Il film è l’adattamento del romanzo Attraverso la Vita e racconta di Martha, che secondo le parole dello stesso regista, “agonizza in un mondo agonizzante” e di Ingrid, sua amica di vecchia data, con cui riprende i contatti dopo anni in modo fortuito.
La vita di Ingrid cambia quando Martha decide di porre fine alla sua vita e le chiede di stare semplicemente nella stanza accanto alla sua quando il momento arriverà.
Contrariamente alle semplificazioni nelle quali questo film è già incappato, La Stanza Accanto non è un film sulla morte ma, al contrario, sulla vita e su come si scelga di viverla fino alla fine.
Il film vive di due significati che viaggiano parallelamente sulla stessa linea narrativa. Da un lato l’autodeterminazione dell’essere umano, l’empatia e l’amore di Ingrid nei confronti di Martha, sul quale il film sembra porci la domanda: avremmo fatto la stessa cosa?
Dall’altro il dialogo tra Turturro e Moore ci porta invece fuori dalla realtà diegetica, nel mondo reale, il mondo agonizzante a cui fa riferimento Almodovar: cosa fare per vivere e sopravvivere sulla terra in mezzo a tutto quello che sta succedendo tra guerre e cambiamento climatico?

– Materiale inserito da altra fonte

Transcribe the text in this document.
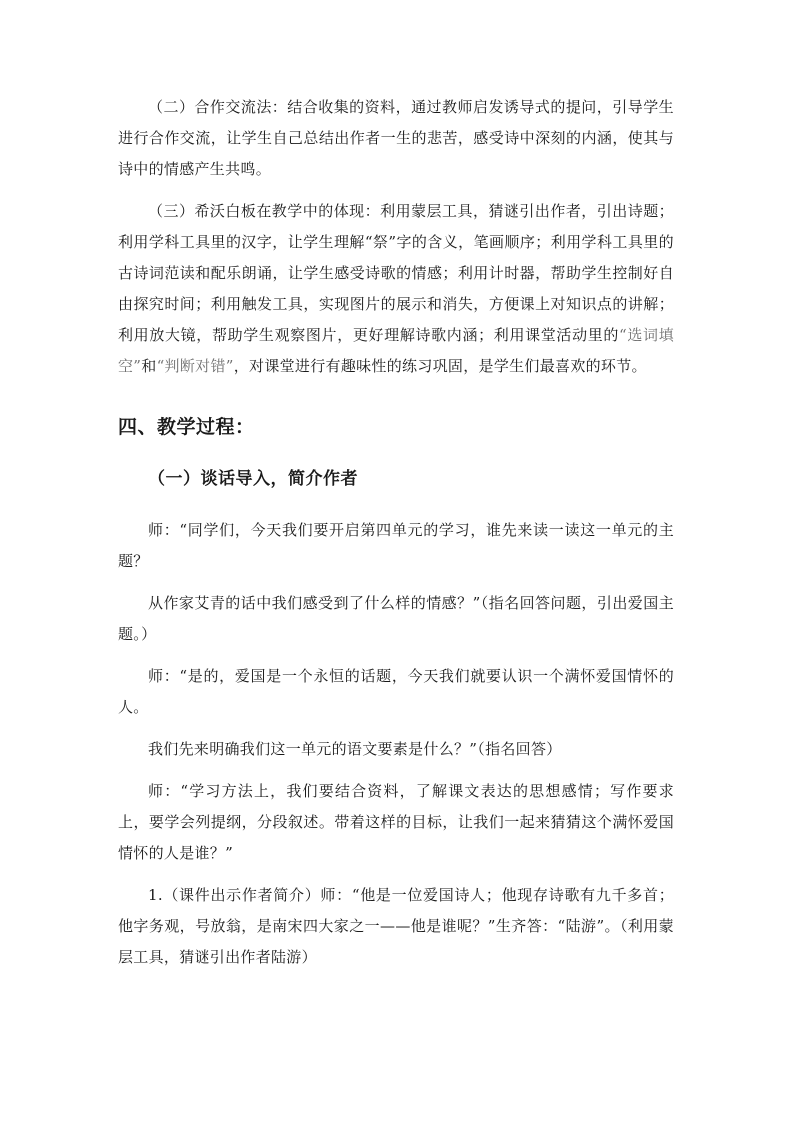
（二）合作交流法：结合收集的资料，通过教师启发诱导式的提问，引导学生进行合作交流，让学生自己总结出作者一生的悲苦，感受诗中深刻的内涵，使其与诗中的情感产生共鸣。

（三）希沃白板在教学中的体现：利用蒙层工具，猜谜引出作者，引出诗题；利用学科工具里的汉字，让学生理解“祭”字的含义，笔画顺序；利用学科工具里的古诗词范读和配乐朗诵，让学生感受诗歌的情感；利用计时器，帮助学生控制好自由探究时间；利用触发工具，实现图片的展示和消失，方便课上对知识点的讲解；利用放大镜，帮助学生观察图片，更好理解诗歌内涵；利用课堂活动里的“选词填空”和“判断对错”，对课堂进行有趣味性的练习巩固，是学生们最喜欢的环节。

四、教学过程：
（一）谈话导入，简介作者

师：“同学们，今天我们要开启第四单元的学习，谁先来读一读这一单元的主题？

从作家艾青的话中我们感受到了什么样的情感？”（指名回答问题，引出爱国主题。）

师：“是的，爱国是一个永恒的话题，今天我们就要认识一个满怀爱国情怀的人。

我们先来明确我们这一单元的语文要素是什么？”（指名回答）

师：“学习方法上，我们要结合资料，了解课文表达的思想感情；写作要求上，要学会列提纲，分段叙述。带着这样的目标，让我们一起来猜猜这个满怀爱国情怀的人是谁？”

1.（课件出示作者简介）师：“他是一位爱国诗人；他现存诗歌有九千多首；他字务观，号放翁，是南宋四大家之一——他是谁呢？”生齐答：“陆游”。（利用蒙层工具，猜谜引出作者陆游）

La Stanza Accanto è tuttavia un film privo di melodramma, i dialoghi sono sempre asciutti e la regia segue sempre questa precisa scelta artistica per tutto il film; tuttavia non è un film privo di poesia: come negli altri film del regista ci sono i colori, i riferimenti all’arte (Hopper) e all’architettura ( Lloyd Wright) con la stupenda casa nel bosco. La storia viene portata avanti Tilda Swinton e Julian Moore che firmano una prova attoriale di straordinaria sintonia oltre nel totale binarismo estetico che le mostra quasi come opposti in attrazione.
È sicuramente un film di cui si parlerà a lungo, nel bene o nel male anche per le dichiarazioni del regista che in conferenza stampa si è più volte schierano a favore dell’autodeterminazione dell’essere umano.